SciPost Submission Page
Fast Perfekt: Regression-based refinement of fast simulation
by Moritz Wolf, Lars O. Stietz, Patrick L. S. Connor, Peter Schleper, Samuel Bein
This is not the latest submitted version.
This Submission thread is now published as
Submission summary
Authors (as registered SciPost users): | Samuel Bein · Lars Stietz · Moritz Wolf |
Submission information | |
---|---|
Preprint Link: | https://arxiv.org/abs/2410.15992v1 (pdf) |
Date submitted: | 2024-10-22 10:26 |
Submitted by: | Bein, Samuel |
Submitted to: | SciPost Physics Core |
Ontological classification | |
---|---|
Academic field: | Physics |
Specialties: |
|
Approaches: | Experimental, Computational |
Abstract
The availability of precise and accurate simulation is a limiting factor for interpreting and forecasting data in many fields of science and engineering. Often, one or more distinct simulation software applications are developed, each with a relative advantage in accuracy or speed. The quality of insights extracted from the data stands to increase if the accuracy of faster, more economical simulation could be improved to parity or near parity with more resource-intensive but accurate simulation. We present Fast Perfekt, a machine-learned regression that employs residual neural networks to refine the output of fast simulations. A deterministic morphing model is trained using a unique schedule that makes use of the ensemble loss function MMD, with the option of an additional pair-based loss function such as the MSE. We explore this methodology in the context of an abstract analytical model and in terms of a realistic particle physics application featuring jet properties in hadron collisions at the CERN Large Hadron Collider. The refinement makes maximum use of domain knowledge, and introduces minimal computational overhead to production.
Current status:
Reports on this Submission
Report #2 by Anonymous (Referee 1) on 2024-12-18 (Invited Report)

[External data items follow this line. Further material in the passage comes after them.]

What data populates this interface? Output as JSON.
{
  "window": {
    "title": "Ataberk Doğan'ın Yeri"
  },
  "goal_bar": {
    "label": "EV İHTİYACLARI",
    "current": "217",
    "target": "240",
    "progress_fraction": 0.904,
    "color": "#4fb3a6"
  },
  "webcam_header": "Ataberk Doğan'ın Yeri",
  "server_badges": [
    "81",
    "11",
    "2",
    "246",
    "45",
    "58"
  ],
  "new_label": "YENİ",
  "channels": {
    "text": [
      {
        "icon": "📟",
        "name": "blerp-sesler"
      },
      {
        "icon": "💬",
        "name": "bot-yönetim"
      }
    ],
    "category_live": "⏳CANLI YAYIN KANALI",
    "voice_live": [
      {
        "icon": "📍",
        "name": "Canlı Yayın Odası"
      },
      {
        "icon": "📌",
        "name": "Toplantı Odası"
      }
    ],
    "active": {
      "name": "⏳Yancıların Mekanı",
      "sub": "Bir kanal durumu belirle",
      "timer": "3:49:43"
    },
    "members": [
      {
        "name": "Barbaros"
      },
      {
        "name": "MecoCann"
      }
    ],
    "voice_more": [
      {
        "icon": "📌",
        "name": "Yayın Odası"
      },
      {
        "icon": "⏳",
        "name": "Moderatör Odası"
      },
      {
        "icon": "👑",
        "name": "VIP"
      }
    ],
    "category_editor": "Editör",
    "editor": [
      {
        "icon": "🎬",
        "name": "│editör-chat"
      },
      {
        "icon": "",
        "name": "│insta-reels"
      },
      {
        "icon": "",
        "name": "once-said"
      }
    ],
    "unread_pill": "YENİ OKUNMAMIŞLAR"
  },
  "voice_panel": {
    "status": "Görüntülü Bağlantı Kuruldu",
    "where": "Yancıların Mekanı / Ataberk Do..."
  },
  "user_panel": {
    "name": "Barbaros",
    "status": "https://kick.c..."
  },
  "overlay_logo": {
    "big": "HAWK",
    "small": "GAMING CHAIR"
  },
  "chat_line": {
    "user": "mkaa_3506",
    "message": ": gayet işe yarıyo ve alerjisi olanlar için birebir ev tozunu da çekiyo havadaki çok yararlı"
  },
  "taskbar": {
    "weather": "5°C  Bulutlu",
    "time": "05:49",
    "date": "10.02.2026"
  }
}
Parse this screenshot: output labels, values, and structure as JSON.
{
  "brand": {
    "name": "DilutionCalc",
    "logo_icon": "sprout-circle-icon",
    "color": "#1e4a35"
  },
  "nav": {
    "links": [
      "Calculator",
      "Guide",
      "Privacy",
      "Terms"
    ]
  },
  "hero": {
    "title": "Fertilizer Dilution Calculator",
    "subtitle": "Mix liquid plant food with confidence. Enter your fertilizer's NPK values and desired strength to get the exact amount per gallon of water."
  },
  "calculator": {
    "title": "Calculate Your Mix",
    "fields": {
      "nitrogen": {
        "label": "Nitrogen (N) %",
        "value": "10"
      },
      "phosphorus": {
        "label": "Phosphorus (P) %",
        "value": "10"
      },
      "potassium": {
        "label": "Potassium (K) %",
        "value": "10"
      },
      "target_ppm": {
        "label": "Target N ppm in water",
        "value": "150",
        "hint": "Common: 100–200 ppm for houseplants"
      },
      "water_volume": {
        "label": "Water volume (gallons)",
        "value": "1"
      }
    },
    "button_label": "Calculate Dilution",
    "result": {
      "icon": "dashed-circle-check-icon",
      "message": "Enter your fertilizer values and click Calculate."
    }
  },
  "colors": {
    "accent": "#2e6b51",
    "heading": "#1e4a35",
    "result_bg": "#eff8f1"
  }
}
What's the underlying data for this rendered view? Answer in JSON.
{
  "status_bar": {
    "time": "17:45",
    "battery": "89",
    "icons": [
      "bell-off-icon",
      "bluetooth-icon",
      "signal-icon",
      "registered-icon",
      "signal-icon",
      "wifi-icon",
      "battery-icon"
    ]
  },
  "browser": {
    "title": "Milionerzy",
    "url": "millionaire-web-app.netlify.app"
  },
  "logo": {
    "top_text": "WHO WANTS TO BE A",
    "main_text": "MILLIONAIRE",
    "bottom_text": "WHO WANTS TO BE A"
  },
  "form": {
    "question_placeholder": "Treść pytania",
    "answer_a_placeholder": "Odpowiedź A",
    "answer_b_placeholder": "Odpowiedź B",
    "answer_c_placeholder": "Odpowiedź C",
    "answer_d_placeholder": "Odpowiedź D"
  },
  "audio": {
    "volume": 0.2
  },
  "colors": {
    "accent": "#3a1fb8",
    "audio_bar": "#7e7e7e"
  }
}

- Cite as: Anonymous, Report on arXiv:2410.15992v1, delivered 2024-12-18, doi: 10.21468/SciPost.Report.10360
Strengths
1. The paper contains a realistic LHC example where the Fast Perfekt refinement leads to significant improvements over the established fast simulation. Improvements are even visible in correlations with hidden features.
2. The neural network architecture is well-motivated as it learns the residuals to the fast-sim features, and evaluating the network is computationally cheap.
3. The analytical example gives a very clear explanation on how the method works.
Weaknesses
1. The introduction does not provide the wider context of other machine learning methods developed to accelerate or improve detector simulations.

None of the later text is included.